Quantifying the relationship between capability and health in older people: can’t map, won’t map. Medical Decision Making [PubMed] Published 23rd October 2017

The EQ-5D is one of many ways quality of life can be measured within economic evaluations. A more recent way based on Amartya Sen’s capability approach has attempted to develop outcome measures that move beyond health-related aspects of quality of life captured by EQ-5D and similar measures used in the generation of QALYs.
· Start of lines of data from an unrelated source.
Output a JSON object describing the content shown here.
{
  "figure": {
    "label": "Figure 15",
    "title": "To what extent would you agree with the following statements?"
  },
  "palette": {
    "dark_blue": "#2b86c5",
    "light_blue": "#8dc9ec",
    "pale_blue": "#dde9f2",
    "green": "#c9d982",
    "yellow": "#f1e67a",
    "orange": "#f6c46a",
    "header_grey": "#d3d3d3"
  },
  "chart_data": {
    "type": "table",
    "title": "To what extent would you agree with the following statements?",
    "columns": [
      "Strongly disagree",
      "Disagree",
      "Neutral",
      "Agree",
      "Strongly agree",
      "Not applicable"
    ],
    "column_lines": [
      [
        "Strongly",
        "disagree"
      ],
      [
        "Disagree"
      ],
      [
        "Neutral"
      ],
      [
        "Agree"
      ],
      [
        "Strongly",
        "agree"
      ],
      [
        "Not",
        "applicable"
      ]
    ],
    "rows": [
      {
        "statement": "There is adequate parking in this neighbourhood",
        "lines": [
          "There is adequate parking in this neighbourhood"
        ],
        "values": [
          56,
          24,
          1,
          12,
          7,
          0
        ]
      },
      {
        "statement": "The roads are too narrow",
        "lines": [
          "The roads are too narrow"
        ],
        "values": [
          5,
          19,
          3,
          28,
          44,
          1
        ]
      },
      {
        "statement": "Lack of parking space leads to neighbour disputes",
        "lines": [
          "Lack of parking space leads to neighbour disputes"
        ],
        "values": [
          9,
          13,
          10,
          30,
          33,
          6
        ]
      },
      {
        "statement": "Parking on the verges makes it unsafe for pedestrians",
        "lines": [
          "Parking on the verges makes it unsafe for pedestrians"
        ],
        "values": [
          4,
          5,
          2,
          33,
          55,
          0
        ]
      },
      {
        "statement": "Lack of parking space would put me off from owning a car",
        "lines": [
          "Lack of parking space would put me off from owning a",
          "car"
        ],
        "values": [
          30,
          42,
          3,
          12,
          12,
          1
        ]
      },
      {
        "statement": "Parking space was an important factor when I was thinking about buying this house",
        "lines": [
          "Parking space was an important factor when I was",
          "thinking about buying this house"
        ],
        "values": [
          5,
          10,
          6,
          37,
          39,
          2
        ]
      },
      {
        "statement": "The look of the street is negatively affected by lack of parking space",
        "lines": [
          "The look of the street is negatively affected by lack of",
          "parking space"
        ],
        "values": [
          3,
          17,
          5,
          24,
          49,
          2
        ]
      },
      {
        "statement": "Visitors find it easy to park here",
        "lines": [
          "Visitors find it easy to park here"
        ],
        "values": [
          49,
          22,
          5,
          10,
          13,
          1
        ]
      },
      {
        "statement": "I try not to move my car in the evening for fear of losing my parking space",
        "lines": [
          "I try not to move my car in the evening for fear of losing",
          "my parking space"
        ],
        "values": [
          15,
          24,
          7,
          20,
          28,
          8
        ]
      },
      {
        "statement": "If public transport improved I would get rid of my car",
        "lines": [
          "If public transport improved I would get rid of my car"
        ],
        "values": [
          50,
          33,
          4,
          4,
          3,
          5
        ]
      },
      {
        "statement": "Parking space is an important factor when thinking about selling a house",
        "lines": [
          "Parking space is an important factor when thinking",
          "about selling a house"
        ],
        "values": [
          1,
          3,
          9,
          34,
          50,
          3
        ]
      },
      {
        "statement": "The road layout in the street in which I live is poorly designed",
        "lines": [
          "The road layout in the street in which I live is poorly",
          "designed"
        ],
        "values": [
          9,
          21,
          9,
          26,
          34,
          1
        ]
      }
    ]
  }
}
This study examines the relationship between the EQ-5D and the ICECAP-O capability measure in three different patient populations included in the Medical Crises in Older People programme in England. The authors propose a reasonable hypothesis that health could be considered a conversion factor for a person’s broader capability set, and so it is plausible to test how well the EQ-5D-3L dimension values and overall score can map onto the ICECAP-O overall score. Through numerous regressions performed, the strongest relationship between the two measures in this sample was an R-squared of 0.35. Interestingly, the dimensions on the EQ-5D that had a significant relationship with the ICECAP-O score were a mix of dimensions with a focus on functioning (i.e. self-care, usual activities) and symptoms (anxiety/depression), so overall capability on ICECAP-O appears to be related, at least to a small degree, to both health components of EQ-5D discussed in this round-up’s previous paper. The authors suggest it provides further evidence of the complementary data provided by EQ-5D and ICECAP-O, but the causal relationship, as the authors suggest, between both measures remains under-researched. Longitudinal data analysis would provide a more definitive answer to the question of how much interaction there is between these two measures and their dimensions as health and capability changes over time in response to different treatments and care provision.